18. Au Gratin (Good Living).—Boil the cauliflower as directed. Set it in a round baking dish which can be sent to the table. For a moderate sized cauliflower make one pint of cream sauce (No. 42). Add to the sauce two heaping tablespoons each or grated Parmesian and Gruyère cheese and a dash of cayenne. Mix the sauce and pour it over the cauliflower, letting it penetrate all the crevices. Cover the top with fine grated bread crumbs, dot with butter, and bake twenty minutes. Serve in the same dish.
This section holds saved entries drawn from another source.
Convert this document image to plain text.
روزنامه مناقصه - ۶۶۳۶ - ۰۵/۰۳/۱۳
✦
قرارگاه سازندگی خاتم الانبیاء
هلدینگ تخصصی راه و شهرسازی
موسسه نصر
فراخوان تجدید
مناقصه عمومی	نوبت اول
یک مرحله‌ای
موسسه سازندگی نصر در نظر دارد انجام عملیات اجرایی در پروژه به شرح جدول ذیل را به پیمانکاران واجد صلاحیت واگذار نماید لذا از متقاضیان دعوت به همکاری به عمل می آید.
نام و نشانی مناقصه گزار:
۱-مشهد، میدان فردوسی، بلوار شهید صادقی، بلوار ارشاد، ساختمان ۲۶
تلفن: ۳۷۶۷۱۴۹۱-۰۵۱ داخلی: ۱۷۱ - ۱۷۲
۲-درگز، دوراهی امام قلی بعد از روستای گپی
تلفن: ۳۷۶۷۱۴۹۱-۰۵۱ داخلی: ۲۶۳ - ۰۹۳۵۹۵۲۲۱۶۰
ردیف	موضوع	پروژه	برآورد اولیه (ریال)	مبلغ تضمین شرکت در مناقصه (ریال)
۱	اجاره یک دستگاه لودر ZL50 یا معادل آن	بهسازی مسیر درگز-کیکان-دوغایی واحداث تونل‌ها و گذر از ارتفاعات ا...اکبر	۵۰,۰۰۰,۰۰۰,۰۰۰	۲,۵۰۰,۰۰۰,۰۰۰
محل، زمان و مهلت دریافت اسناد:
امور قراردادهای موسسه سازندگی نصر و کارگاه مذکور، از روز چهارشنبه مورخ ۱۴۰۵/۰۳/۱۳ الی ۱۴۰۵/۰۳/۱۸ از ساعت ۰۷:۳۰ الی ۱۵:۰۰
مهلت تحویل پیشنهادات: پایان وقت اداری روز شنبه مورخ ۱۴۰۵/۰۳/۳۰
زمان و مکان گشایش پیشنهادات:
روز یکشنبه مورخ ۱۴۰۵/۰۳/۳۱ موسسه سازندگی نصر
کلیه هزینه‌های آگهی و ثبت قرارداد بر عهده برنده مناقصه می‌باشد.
19. Au Gratin (Mrs. Marshall).—Trim the cauliflower and blanch it[F]; put it to boil in boiling water till it is tender; then take up and drain. Butter the dish on which it is to be served and put on it about two tablespoonfuls of the sauce as below (No. 39); put the cauliflower on the sauce, then cover it over thickly with sauce, and smooth it all over with a palette knife; sprinkle it with browned bread crumbs; stand the dish in an ordinary baking tin containing about a pint of boiling water; place in the oven for about fifteen or twenty minutes, and when a nice golden color take it from the oven and sprinkle over it a very little grated Parmesian cheese. Stand the dish on another with a napkin, and serve very hot as a second course or luncheon dish.

20. Au Gratin (Mr. S. J. Soyer).—Three cauliflower heads, salt, pepper, grated bread, two eggs, one-quarter pound grated Parmesian cheese, one-quarter pound grated Swiss cheese, one pint white sauce.
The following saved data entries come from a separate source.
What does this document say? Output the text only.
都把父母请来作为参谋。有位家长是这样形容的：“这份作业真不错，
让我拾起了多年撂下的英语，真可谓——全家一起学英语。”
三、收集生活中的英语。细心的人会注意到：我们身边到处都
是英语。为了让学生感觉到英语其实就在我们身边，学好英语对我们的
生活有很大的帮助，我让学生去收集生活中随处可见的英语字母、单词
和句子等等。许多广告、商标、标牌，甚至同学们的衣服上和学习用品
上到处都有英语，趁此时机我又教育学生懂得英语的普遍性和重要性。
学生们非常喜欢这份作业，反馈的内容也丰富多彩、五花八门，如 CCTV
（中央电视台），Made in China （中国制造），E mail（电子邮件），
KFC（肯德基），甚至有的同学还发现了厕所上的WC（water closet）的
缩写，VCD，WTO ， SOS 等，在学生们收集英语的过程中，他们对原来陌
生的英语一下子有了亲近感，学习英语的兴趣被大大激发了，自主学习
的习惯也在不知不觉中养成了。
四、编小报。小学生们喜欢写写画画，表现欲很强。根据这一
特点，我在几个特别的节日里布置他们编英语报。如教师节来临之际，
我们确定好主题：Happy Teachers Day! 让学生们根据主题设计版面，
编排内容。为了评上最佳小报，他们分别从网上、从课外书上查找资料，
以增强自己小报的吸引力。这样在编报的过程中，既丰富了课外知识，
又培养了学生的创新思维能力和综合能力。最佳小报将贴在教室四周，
The cauliflowers are boiled rare, taken out and drained off. White sauce and spices are boiled thick and the egg dotters and cheese mixed with it. The cauliflowers are cut to pieces and put in layers with sauce between, on a dish or silver saucepan, are sprinkled with grated bread and cheese, put fifteen minutes into a hot oven to be browned with a salamander. Serve as an independent dish.

In place of "white sauce" butter and flour may be baked together and thinned with sweet milk.
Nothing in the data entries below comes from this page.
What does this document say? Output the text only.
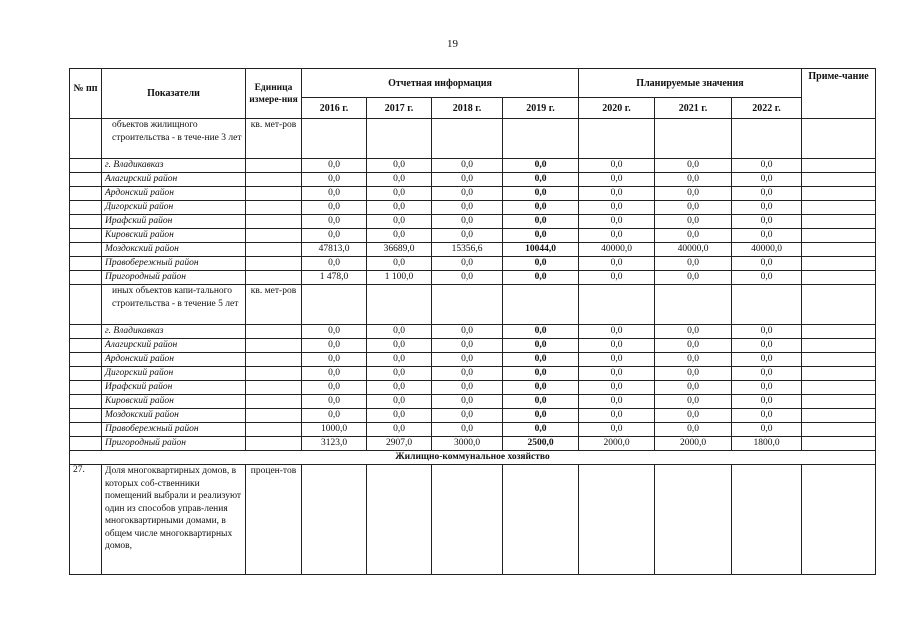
19
№ пп	Показатели	Единица измере-ния	Отчетная информация				Планируемые значения			Приме-чание
			2016 г.	2017 г.	2018 г.	2019 г.	2020 г.	2021 г.	2022 г.	
	объектов жилищного строительства - в тече-ние 3 лет	кв. мет-ров								
	г. Владикавказ		0,0	0,0	0,0	0,0	0,0	0,0	0,0	
	Алагирский район		0,0	0,0	0,0	0,0	0,0	0,0	0,0	
	Ардонский район		0,0	0,0	0,0	0,0	0,0	0,0	0,0	
	Дигорский район		0,0	0,0	0,0	0,0	0,0	0,0	0,0	
	Ирафский район		0,0	0,0	0,0	0,0	0,0	0,0	0,0	
	Кировский район		0,0	0,0	0,0	0,0	0,0	0,0	0,0	
	Моздокский район		47813,0	36689,0	15356,6	10044,0	40000,0	40000,0	40000,0	
	Правобережный район		0,0	0,0	0,0	0,0	0,0	0,0	0,0	
	Пригородный район		1 478,0	1 100,0	0,0	0,0	0,0	0,0	0,0	
	иных объектов капи-тального строительства - в течение 5 лет	кв. мет-ров								
	г. Владикавказ		0,0	0,0	0,0	0,0	0,0	0,0	0,0	
	Алагирский район		0,0	0,0	0,0	0,0	0,0	0,0	0,0	
	Ардонский район		0,0	0,0	0,0	0,0	0,0	0,0	0,0	
	Дигорский район		0,0	0,0	0,0	0,0	0,0	0,0	0,0	
	Ирафский район		0,0	0,0	0,0	0,0	0,0	0,0	0,0	
	Кировский район		0,0	0,0	0,0	0,0	0,0	0,0	0,0	
	Моздокский район		0,0	0,0	0,0	0,0	0,0	0,0	0,0	
	Правобережный район		1000,0	0,0	0,0	0,0	0,0	0,0	0,0	
	Пригородный район		3123,0	2907,0	3000,0	2500,0	2000,0	2000,0	1800,0	
Жилищно-коммунальное хозяйство										
27.	Доля многоквартирных домов, в которых соб-ственники помещений выбрали и реализуют один из способов управ-ления многоквартирными домами, в общем числе многоквартирных домов,	процен-тов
21. Cauliflower au Naturel (Mr. J. S. Soyer).—The stem of the white, solid cauliflower heads is cut off an inch from the head, and with a penknife is cleaned of the hard outer membrane, taking care to preserve the head as whole as possible; the head is then well rinsed in cold water, to which is added some vinegar to drive out larvæ and the like; it is then boiled in salt water until it is tender, when it is taken up to drain off on a sieve or colander. It is to be served high on a napkin, with melted butter, common sauce for vegetables, Dutch sauce, velouté or mâitre d'hôtel sauce.

N. B.—For cauliflowers, and vegetables generally, the sauce ought to be rather thick, as it is impossible to have the vegetables run perfectly dry when they are to be served warm.

22. Á la Francaise (Home Cyclopedia).—After trimming properly, cut the cauliflower into quarters, and put into a stewpan and boil until tender; drain and arrange it neatly on a dish. Pour over it melted butter.

23. Á la Louis XIV (Mr. S. J. Soyer).—Cauliflower, new-made butter, grated nutmeg, bouillon.